Evidemment, fallait pas faire « description d’évent facebook LM1 » pour comprendre que « et beaucoup de surprises… » en fin de progra, ça pue le set de guest à plein nez. Et j’ai pas été déçue. L’alchimie entre les membres du groupe, sur cette minuscule scène, m’a bouleversée. Les voir évoluer ensemble, diluant leurs textes dans une chorégraphie presque féline conviait le public à cette proximité captivante. J’ai dansé en souriant et j’ai fumé à l’intérieur, en souvenir de ma carpette. Une capsule onirique, histoire de rajouter encore un peu d’eau à notre boubouche (pardon) pour le lendemain.
L’opportunité de voir un groupe investir deux lieux différents dans un laps de temps si condensé permet de mettre en relief combien son jeu de scène est généreux. Si le C12 était intime, l’AB était foudroyant. L’énergie infaillible des deux chanteurs transcendait leur symbiose dans un feu d’artifice, soutenue par une prouesse instrumentale parfaite, tant à la batterie qu’au synthé. Ah oui, parce que la scène était occupée par un océan (ma foi aussi complexe qu’hypnotisant) de lumières de boutons et de câbles. Odezenne, c’est du live Nucléaire. C’est l’immersion complète et démultipliée de tout ce qui fait leur identité. Je tiens au passage à saluer particulièrement la performance chaloupée de Jacques Cormary, dont l’intensité graduait de manière inversément proportionnelle au nombre de boutons qui se retenaient à sa chemise. Ca, et la paire de sous-vêtement lancés sur scène qui a ponctué le concert. Apothéose divine après une heure et demi de voyage lyrique, dans un club au bord de la mer.

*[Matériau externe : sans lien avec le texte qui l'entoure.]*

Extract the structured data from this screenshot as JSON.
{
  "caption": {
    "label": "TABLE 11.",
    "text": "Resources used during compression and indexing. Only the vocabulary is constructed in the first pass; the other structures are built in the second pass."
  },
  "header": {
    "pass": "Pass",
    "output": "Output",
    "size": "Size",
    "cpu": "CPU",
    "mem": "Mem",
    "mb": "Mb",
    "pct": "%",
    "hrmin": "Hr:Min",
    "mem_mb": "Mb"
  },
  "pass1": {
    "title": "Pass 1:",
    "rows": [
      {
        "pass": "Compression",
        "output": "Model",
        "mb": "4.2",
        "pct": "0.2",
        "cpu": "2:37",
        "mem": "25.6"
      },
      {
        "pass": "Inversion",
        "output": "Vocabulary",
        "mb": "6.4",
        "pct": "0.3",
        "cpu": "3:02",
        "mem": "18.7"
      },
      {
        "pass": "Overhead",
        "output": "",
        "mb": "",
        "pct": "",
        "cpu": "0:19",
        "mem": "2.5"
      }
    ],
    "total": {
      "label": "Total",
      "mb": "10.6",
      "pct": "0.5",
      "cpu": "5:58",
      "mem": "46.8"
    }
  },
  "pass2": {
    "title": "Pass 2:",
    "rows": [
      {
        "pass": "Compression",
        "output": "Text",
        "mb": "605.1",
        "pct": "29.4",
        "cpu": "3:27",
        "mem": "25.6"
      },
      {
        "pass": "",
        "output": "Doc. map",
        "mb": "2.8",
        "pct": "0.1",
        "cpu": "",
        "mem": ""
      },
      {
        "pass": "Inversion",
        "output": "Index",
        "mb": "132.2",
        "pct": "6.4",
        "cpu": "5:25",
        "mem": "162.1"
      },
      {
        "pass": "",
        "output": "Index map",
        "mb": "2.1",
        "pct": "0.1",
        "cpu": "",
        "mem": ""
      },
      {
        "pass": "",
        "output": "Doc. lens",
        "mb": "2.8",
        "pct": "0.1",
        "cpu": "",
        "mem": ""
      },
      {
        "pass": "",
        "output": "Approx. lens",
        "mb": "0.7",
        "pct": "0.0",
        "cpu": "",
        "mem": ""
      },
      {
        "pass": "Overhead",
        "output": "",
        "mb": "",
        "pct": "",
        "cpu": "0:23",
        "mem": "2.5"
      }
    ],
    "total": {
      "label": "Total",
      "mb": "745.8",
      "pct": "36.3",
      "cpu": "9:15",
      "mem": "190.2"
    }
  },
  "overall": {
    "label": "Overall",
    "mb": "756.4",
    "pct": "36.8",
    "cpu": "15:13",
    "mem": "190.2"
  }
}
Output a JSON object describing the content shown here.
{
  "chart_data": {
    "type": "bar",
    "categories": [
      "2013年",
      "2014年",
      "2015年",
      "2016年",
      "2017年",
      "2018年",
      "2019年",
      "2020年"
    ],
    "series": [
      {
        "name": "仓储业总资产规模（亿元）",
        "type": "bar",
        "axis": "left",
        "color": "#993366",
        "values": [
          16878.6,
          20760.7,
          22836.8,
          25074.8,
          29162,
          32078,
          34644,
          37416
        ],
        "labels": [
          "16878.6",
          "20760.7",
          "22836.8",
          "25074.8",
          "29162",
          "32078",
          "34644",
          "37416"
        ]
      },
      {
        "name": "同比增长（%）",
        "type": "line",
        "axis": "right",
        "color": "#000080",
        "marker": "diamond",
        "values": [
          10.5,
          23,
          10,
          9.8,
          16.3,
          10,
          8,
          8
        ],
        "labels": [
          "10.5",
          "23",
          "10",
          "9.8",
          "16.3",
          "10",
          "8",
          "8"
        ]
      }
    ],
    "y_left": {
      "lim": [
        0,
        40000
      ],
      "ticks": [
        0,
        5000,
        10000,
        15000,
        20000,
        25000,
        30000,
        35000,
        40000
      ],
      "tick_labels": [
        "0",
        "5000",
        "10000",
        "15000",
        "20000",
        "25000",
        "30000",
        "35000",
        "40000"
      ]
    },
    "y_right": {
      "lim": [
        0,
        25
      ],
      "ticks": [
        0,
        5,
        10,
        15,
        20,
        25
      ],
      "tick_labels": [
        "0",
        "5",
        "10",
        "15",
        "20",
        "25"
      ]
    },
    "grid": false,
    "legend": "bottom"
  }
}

Si tu veux jeter ta culotte au visage d’Odezenne après avoir fait passer à tes fesses deux heures de jouissance phonique, si tu veux voyager juste par ta rétinne et si tu veux faire passer des beaux mots dans ta bouche, rendez-vous le 7 mars 2019 au Reflektor. Moi j’y serai, même si je les ai déjà vus AUX DEUX SCENES (pardon, vraiment, j’ai pas pu m’en empêcher).